Rick Moran, writing at PJ Media, thinks it is time to do something about mental illness and observes correctly that we’ve gotten away from institutionalizing people who need it. That Lewiston shooter Robert Card’s red flags should have ended with him disarmed and in a facility.
Despite red lights flashing continuously, Robert Card was allowed to walk freely. No one thought to take his firearm from him — a move Second Amendment purists would have opposed.

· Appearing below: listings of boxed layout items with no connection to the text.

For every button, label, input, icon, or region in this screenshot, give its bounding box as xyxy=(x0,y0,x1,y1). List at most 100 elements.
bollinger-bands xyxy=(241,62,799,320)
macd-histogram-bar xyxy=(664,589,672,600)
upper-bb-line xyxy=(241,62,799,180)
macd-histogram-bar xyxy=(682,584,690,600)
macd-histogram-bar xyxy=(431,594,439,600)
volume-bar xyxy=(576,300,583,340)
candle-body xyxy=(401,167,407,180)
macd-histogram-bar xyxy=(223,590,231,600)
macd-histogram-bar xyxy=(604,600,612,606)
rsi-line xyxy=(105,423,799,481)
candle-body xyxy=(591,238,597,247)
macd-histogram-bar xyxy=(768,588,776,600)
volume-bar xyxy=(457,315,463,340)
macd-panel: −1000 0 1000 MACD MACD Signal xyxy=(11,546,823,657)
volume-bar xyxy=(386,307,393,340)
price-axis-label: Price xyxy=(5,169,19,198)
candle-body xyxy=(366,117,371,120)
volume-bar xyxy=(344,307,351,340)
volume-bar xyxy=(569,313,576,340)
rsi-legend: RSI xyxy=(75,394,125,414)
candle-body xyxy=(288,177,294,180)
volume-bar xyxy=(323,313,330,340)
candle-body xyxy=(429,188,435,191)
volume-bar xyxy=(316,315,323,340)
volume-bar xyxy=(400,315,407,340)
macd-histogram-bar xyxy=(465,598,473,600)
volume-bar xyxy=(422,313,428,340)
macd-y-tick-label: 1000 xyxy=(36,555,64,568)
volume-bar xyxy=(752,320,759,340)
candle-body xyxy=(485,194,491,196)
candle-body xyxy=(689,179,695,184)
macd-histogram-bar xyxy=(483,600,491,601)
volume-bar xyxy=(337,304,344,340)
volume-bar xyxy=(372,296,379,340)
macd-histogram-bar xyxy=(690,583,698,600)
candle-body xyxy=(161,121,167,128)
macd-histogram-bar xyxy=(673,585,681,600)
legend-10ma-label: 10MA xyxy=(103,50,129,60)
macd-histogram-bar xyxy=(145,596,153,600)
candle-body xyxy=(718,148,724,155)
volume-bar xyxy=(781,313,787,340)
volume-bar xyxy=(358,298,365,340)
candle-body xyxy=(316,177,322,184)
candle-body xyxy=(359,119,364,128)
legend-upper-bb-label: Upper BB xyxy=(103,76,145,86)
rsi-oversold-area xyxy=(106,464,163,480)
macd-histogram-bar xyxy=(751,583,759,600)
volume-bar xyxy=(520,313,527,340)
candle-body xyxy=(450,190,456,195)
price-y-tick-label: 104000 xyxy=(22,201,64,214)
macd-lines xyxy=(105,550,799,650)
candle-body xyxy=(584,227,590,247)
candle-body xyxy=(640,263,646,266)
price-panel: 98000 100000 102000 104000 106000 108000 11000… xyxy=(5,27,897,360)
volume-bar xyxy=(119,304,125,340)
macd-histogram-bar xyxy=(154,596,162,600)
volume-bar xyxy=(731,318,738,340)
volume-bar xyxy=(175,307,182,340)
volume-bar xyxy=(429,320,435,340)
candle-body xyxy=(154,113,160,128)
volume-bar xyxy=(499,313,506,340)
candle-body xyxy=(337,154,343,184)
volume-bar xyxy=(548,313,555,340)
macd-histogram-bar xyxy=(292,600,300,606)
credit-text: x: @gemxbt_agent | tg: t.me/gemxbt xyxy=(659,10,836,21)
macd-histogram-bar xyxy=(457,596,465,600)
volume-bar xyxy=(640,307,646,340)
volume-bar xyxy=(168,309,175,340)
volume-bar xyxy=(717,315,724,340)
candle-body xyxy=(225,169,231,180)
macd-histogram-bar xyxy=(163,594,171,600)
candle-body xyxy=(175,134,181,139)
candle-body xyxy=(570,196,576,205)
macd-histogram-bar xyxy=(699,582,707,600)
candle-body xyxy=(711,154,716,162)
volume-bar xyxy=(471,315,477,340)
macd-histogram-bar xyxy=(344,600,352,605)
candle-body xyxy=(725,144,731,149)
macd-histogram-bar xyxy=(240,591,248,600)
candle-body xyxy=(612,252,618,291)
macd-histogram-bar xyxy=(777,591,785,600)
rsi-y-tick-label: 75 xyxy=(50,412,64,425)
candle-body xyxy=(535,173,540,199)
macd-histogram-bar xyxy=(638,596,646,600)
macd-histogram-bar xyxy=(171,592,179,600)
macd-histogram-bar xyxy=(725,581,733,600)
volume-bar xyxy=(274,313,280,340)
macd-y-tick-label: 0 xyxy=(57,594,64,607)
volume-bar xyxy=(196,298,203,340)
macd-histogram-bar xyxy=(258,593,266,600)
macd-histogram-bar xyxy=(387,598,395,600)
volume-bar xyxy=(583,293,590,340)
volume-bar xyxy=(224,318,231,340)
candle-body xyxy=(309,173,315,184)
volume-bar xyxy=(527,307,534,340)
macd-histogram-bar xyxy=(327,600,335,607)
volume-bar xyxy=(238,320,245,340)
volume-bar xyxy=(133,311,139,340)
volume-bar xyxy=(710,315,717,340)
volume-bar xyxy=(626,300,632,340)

No one suggested that he be readmitted to the inpatient mental health facility he stayed in for two weeks last summer.
I’ve seen my share of notions about Lewiston. How the “authorities” knew the shooter, had been in contact, or how he had a history of mental illness and no one thought to keep an eye on him. Maybe they were too busy spying on parents who opposed explicit sexual material in grade schools or engaging in witch hunts against doctors who treated COVID patients the wrong way. So many distractions. Whatever the issue, the system that insists it will protect us where we are unarmed failed to do that in Lewiston, which is a point left out of many discussions.
The shooter knew where to find people whom the state of Maine had disarmed.
Call me a Second Amendment purist, but the most common factor in every mass shooting is the absence of equal or greater force and the ability of the allegedly mentally insane to know this.
Robert Card could have picked a gun range, a gun show, an NRA event, or any number of public or private locations where Mainers – who can still conceal carry without a permit – might be armed in numbers, someplace where it would be a challenge to shoot let alone kill more than one or two people before there was return fire.
Getting shot at changes your priorities and, in that situation, likely ends with the shooter dead. No statewide manhunt is needed. No suspicious suicide days later. He’s bleeding out on the floor of the first building he entered.
I’m not saying Card wasn’t another poster child for why you should separate the mentally ill from weapons, but that’s not what the gun grabbers are trying to do. They want to strip due process protections and property rights on a whim. Their goal is to disarm people who follow the law. It is also (IMO) why they have opposed institutionalizing those who have severe mental illness against their will.
Crazy people shooting up the world helps the Left advance their agenda, the same as letting criminals wander free. Chaos leads to disorder, which lends itself to totalitarian interventions. If you do it right, a once proudly free people will beg for it.
The more straightforward solution is to end gun-free zones.
Mr. Moran never mentions this or the absence of return fire. It may be on his mind, but it is not the object of his attention in this piece.
No one likes the obvious solution — locking the mentally ill away to protect society from their predation. But the courts have decided in their infinite wisdom that mentally ill people should roam our streets freely unless they demonstrate the danger they pose to the rest of us.
Locking them away will prove to be a problem because we’ve been tearing down mental health facilities — including hospitals and long-term care facilities — at a record pace. Maine may be a typical state as far as mental health services go.
He’s not wrong. The shift in focus from confinement and treatment is a problem. Robert Card needed help. He was sending all the signals. But no one could be bothered to pay attention – even chat over coffee – until he found a place and a way to get our attention. And regardless of your take on the problem, if even a few of his victims had been armed, he’d have gotten a lot of attention the minute he showed up armed and shooting.
Robert Card would have likely died there and then, and plenty of other people might still be alive, their natural rights and liberties intact. Not a conclusion I’d expect from Democrat Gov. Janet Mills’s newly announced “independent commission” to probe the Lewiston shooting, but it should. And we could still have the conversation about mental health without robbing law-abiding citizens of their right to shoot back when attacked.